L’œuvre de Bo Widerberg s'accorde donc à certaines intentions propres à la Nouvelle Vague (être en accord avec les moyens de production de son temps, improvisation, liberté du découpage, la forme comme matière principale du film, etc.) pour mieux en transgresser certaines figures devenues par ailleurs, chez d'autres, des dogmes ou des effets de style. À ce titre, en profitant des évolutions techniques, la volonté de filmer le monde dans sa réalité la plus crue est une constante chez Widerberg et le cinéaste rejoint ici les modèles d’expression filmique qui lui étaient contemporains en France, aux USA, en Italie ou au Japon. Chez Widerberg, filmer la rue, le quotidien suédois, les mutations sociétales et projeter dans ces espaces des questionnements intellectuels divers et variés passe avant tout par une description politique du rapport entre l’individu et le monde. Il en résulte quelques schémas qui architecturent l’ensemble de l’œuvre et cela quelles que soient les époques filmées. En premier lieu, la liberté espérée et promise à la jeunesse dans les années 1960 est systématiquement contredite par une dialectique qui oppose l’individu au collectif, le passé au présent ou encore la liberté individuelle à l’influence ostentatoire d’un modèle social qui place son équilibre au-dessus du bien-être individuel.

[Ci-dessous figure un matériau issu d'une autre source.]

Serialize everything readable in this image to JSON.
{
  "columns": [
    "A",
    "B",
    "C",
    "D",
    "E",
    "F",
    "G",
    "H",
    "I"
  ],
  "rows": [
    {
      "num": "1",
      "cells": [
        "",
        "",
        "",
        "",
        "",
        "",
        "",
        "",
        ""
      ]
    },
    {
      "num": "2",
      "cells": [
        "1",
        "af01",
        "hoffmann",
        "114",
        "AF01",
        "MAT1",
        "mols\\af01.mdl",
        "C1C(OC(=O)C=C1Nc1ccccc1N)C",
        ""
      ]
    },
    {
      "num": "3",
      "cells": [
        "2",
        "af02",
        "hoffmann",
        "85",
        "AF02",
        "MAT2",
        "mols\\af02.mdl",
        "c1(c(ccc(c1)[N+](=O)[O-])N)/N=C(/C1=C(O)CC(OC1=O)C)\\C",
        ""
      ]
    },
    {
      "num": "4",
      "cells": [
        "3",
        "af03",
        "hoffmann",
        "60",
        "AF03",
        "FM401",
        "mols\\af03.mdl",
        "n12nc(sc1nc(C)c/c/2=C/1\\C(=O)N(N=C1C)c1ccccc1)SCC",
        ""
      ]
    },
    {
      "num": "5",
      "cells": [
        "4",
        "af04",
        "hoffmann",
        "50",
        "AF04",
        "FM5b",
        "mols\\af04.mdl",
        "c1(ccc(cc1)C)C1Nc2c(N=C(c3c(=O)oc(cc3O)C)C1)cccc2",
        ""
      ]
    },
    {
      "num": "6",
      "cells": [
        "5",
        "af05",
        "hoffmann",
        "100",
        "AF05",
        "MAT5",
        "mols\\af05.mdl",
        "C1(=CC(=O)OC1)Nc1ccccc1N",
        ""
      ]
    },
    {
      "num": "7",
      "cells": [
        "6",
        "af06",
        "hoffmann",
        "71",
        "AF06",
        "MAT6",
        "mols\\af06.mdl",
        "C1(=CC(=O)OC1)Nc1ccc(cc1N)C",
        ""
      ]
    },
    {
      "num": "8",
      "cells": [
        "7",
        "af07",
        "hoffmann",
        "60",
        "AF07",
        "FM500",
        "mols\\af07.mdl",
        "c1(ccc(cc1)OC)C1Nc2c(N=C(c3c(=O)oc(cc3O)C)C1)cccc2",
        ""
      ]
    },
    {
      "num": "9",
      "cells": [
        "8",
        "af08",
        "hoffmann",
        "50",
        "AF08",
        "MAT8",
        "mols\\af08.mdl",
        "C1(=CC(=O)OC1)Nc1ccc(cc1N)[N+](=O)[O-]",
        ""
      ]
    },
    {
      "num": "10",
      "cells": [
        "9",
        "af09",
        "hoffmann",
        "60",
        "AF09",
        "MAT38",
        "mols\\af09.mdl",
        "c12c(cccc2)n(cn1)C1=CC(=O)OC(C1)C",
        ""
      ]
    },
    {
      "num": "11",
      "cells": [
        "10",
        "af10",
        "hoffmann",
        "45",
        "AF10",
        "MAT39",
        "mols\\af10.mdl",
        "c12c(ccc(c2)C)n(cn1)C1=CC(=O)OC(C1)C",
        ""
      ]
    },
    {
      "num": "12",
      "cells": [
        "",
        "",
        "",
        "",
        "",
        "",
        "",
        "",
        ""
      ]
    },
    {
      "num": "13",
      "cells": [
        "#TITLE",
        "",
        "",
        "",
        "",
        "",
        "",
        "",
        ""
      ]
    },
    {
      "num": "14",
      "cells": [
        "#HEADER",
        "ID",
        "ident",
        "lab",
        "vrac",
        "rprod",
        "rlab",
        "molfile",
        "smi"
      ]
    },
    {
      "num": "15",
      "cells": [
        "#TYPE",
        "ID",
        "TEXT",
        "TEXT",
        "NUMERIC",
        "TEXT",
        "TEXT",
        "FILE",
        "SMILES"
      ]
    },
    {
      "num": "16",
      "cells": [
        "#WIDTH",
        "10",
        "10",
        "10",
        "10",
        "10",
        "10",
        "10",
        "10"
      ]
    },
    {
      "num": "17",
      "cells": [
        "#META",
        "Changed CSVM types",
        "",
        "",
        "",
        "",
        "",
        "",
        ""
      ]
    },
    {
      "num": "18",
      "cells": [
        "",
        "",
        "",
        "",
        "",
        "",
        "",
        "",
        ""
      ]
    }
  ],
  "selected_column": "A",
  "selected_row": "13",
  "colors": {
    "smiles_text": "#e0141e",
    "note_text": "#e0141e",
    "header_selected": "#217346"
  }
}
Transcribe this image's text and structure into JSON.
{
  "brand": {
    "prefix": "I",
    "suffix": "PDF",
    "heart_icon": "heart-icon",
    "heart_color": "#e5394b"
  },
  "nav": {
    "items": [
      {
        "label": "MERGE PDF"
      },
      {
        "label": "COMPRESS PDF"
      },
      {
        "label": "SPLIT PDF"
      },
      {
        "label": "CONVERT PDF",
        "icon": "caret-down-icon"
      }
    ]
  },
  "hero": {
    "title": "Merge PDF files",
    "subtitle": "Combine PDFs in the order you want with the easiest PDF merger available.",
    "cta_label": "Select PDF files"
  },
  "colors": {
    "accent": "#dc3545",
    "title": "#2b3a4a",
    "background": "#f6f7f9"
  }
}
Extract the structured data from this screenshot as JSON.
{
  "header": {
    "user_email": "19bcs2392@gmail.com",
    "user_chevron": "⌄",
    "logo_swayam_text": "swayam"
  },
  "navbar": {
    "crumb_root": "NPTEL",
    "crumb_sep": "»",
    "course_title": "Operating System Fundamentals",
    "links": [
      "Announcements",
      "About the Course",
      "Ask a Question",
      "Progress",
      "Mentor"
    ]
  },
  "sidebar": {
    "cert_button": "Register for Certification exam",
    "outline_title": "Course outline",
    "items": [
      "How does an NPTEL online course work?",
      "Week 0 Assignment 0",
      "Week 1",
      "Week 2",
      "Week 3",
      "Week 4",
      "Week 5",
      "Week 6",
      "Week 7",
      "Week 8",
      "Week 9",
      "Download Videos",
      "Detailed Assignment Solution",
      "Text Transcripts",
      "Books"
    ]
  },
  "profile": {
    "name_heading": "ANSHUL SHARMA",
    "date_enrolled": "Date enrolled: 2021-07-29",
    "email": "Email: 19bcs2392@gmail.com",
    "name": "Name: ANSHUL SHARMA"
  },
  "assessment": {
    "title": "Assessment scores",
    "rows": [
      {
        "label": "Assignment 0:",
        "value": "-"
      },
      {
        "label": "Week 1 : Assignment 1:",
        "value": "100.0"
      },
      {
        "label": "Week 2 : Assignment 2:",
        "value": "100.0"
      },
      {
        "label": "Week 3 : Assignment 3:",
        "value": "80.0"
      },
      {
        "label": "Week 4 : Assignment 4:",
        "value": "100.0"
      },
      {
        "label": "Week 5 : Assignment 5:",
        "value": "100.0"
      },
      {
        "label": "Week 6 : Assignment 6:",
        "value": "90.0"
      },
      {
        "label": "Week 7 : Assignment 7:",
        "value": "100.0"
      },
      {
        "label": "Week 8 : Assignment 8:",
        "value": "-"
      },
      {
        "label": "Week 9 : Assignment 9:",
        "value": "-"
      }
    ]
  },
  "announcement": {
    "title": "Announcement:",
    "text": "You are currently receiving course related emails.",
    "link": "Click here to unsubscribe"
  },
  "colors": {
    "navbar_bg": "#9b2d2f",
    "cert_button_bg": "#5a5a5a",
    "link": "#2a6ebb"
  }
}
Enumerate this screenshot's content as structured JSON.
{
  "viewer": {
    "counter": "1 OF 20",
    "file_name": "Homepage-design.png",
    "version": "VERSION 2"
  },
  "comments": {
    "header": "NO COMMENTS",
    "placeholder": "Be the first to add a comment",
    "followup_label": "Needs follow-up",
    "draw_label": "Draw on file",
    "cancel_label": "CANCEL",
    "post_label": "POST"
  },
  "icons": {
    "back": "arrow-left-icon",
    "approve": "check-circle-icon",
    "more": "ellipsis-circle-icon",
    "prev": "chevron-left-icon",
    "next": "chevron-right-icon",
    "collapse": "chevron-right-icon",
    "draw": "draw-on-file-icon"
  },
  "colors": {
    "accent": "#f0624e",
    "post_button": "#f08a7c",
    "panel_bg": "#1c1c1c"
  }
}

Sur ce dernier point, la réflexion de Widerberg est sans appel. Le principe de classe sociale est immuable et régit le monde, peu importe l'époque. Il prévaudra toujours. Elvira Madigan se déroule à la fin du XIX ème siècle, en 1889, époque de mutations diverses. Parmi celles-ci, la notion de regard se métamorphose dans les sociétés européennes. L’Impressionnisme, devenu le modèle pictural à suivre, sera très vite remplacé par des avants-gardes artistiques en rupture avec la notion de beauté dans l'art. Plusieurs raisons à cela mais, au regard du médium qui nous intéresse ici, le cinéma, deux événements sont à considérer avec attention : de l’autre côté de l’Atlantique Edison met au point le Kinétoscope qui sera breveté en 1890 et, 5 ans plus tard, les Frères Lumière filmeront avec l'aide du Cinématographe des ouvriers quittant leur usine de Montplaisir à Lyon. En d'autres termes, l'image s'anime et il est désormais possible de capturer et restituer ultérieurement l'essence d'une gestuelle enregistrée dans sa durée réelle d'exécution. Le temps est donc aux changements mais, pour Widerberg, ceux-ci concernent essentiellement les techniques, pas les rapports humains. Elvira Madigan raconte l’histoire d’un amour impossible. Dès l’ouverture du film, le spectateur est averti de l’issue du drame par un carton d'introduction. Ce qui compte ici n’est pas de savoir ce qui s’est passé mais comment et pourquoi cela s’est passé. Le cas étudié dans Elvira Madigan est exemplaire des préoccupations de Widerberg et trouve ses origines dans la réalité historique d’un fait divers : le comte Sixten Sparre, militaire de carrière, s’éprend d’une artiste de cirque, Elvira Madigan. La puissance des sentiments pousse le comte à quitter femme et enfants pour prendre la fuite en compagnie d’Elvira Madigan.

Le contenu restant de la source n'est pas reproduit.